Battle of Flodden 1513

10mm figures:
Overall view:
Behind the Scottish lines:
From the East:
In an attempt to avoid what was a crushing defeat for the Scots, I adopted this strategy:
Flank attacks to minimize casualties from the artillery and archers.  Centre to attack all along the line.

Rules were based on Hordes of the Things (HOTT) with a dash of One Hour Wargames and Kallistra Hordes and Heroes Medieval.  Side that's ahead at the end of ten turns is the winner.

Turn 1.
Scots infantry advances and archers shoot. English lose an artillery unit to a Highland charge!
Turn 2.
English Cavalry advances, artillery and archers shoot.
Turn 3.
Scots advance to contact on the left, archers shoot.
Turn 4.
Combat continues, English lose an archer unit.
Turn 5.
Infantry now in action along the whole line.
Turn 6.
Combat continues.

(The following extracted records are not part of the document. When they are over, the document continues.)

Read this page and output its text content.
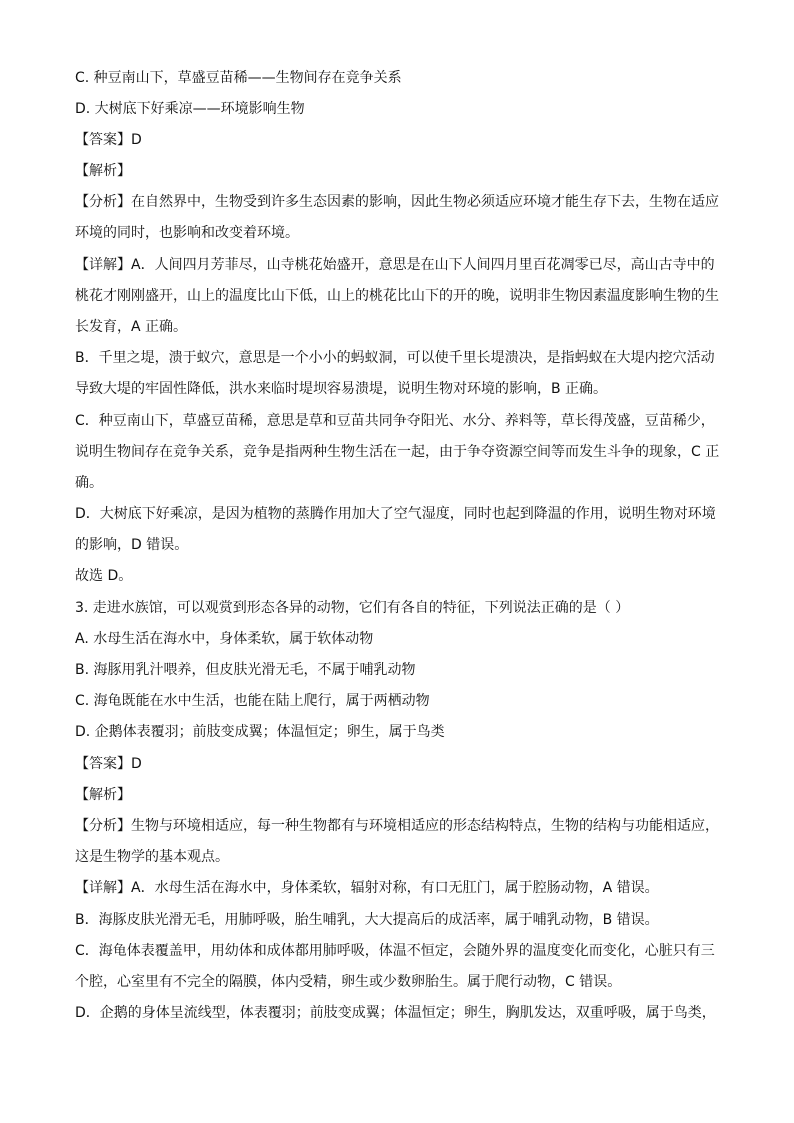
C. 种豆南山下，草盛豆苗稀——生物间存在竞争关系
D. 大树底下好乘凉——环境影响生物
【答案】D
【解析】
【分析】在自然界中，生物受到许多生态因素的影响，因此生物必须适应环境才能生存下去，生物在适应
环境的同时，也影响和改变着环境。
【详解】A．人间四月芳菲尽，山寺桃花始盛开，意思是在山下人间四月里百花凋零已尽，高山古寺中的
桃花才刚刚盛开，山上的温度比山下低，山上的桃花比山下的开的晚，说明非生物因素温度影响生物的生
长发育，A 正确。
B．千里之堤，溃于蚁穴，意思是一个小小的蚂蚁洞，可以使千里长堤溃决，是指蚂蚁在大堤内挖穴活动
导致大堤的牢固性降低，洪水来临时堤坝容易溃堤，说明生物对环境的影响，B 正确。
C．种豆南山下，草盛豆苗稀，意思是草和豆苗共同争夺阳光、水分、养料等，草长得茂盛，豆苗稀少，
说明生物间存在竞争关系，竞争是指两种生物生活在一起，由于争夺资源空间等而发生斗争的现象，C 正
确。
D．大树底下好乘凉，是因为植物的蒸腾作用加大了空气湿度，同时也起到降温的作用，说明生物对环境
的影响，D 错误。
故选 D。
3. 走进水族馆，可以观赏到形态各异的动物，它们有各自的特征，下列说法正确的是（ ）
A. 水母生活在海水中，身体柔软，属于软体动物
B. 海豚用乳汁喂养，但皮肤光滑无毛，不属于哺乳动物
C. 海龟既能在水中生活，也能在陆上爬行，属于两栖动物
D. 企鹅体表覆羽；前肢变成翼；体温恒定；卵生，属于鸟类
【答案】D
【解析】
【分析】生物与环境相适应，每一种生物都有与环境相适应的形态结构特点，生物的结构与功能相适应，
这是生物学的基本观点。
【详解】A．水母生活在海水中，身体柔软，辐射对称，有口无肛门，属于腔肠动物，A 错误。
B．海豚皮肤光滑无毛，用肺呼吸，胎生哺乳，大大提高后的成活率，属于哺乳动物，B 错误。
C．海龟体表覆盖甲，用幼体和成体都用肺呼吸，体温不恒定，会随外界的温度变化而变化，心脏只有三
个腔，心室里有不完全的隔膜，体内受精，卵生或少数卵胎生。属于爬行动物，C 错误。
D．企鹅的身体呈流线型，体表覆羽；前肢变成翼；体温恒定；卵生，胸肌发达，双重呼吸，属于鸟类，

English lose another artillery unit.
Turn 7.
Combat continues, English lose a cavalry unit, last artillery unit and an archer unit.
Turn 8.
Combat continues, English lose a cavalry unit.
Turn 9.
Combat continues, English lose a third cavalry unit.
Turn 10.
Scots lose an archer unit, English lose last cavalry unit and two archer units.
The English right wing is now destroyed.
Clear win for Scots at end of turn ten; Scots lost one element, the English lost 13. 

  • Layout too restricted, the armies started out too close together.  Could have omitted Flodden hill with the Scots artillery completely and had the Scots starting on high ground nearer their base edge.
  • Archers too strong in close combat, almost equaling armoured infantry.  Because they ended up sandwiched between the opposing infantries, this eroded the Scots infantry, so when the archers were finally destroyed the Scots infantry met the English infantry at a disadvantage in hit points.  Rule mod required.
  • Deployment of the archers on both sides was flawed.  They ended up being used as hand-to-hand infantry.  Probably better if they had been divided up between both flanks on each side; once battle was joined they could have become supporting units on overlaps.


  1. I believe in the real battle, the Stanley contingent was able to outflank the Scots right and cut through them.
    The disorder of the Scots crossing the wetlands at the bottom of the valley may have helped the English too.

  2. The whole thing was an example of how not to fight a battle. Infantry unfamiliar and not properly trained in the use of their principal weapon, sent over ground guaranteed to disorder them and up against a weapon in the English bill which was superior in close-in fighting. I think the only way to get a true result in a game would be to use so many combat modifiers as to render the whole exercise pointless.

    1. I rather agree! We actually refought flodden several times at our club, and the poor Scots always lost. The real battle was won by Surrey's outflanking of the Scots army which turned them out of their position before the battle. The battlefield today gives a good impression of how hard it would have been for the Attacking Scots.

  3. Interesting replay. I am not a fan of showing any missile troops as being capable in close combat. Trained archers were an expensive resource and ill-suited to melee type situations.

    I am left with the impression that following contact, the archers formed themselves into small 'knots' and did was is best described as sniper fire between the gaps and on the flanks of the armoured infantry , with perhaps the odd archer running out to dispatch a fallen man-at-arms.

    Not sure how that fits in with modelling the likes of Agincourt though.

    1. Thanks for the comment Norm.
      Couldn't agree more re missile troops. Could use pass through but then they fall foul of the usual rule that archers can't fire over anyone. Hordes and Heroes has a neat skirmishing mechanism which does not allow archers to indulge in h-to-h. I think I'll adopt this as an option for all archers.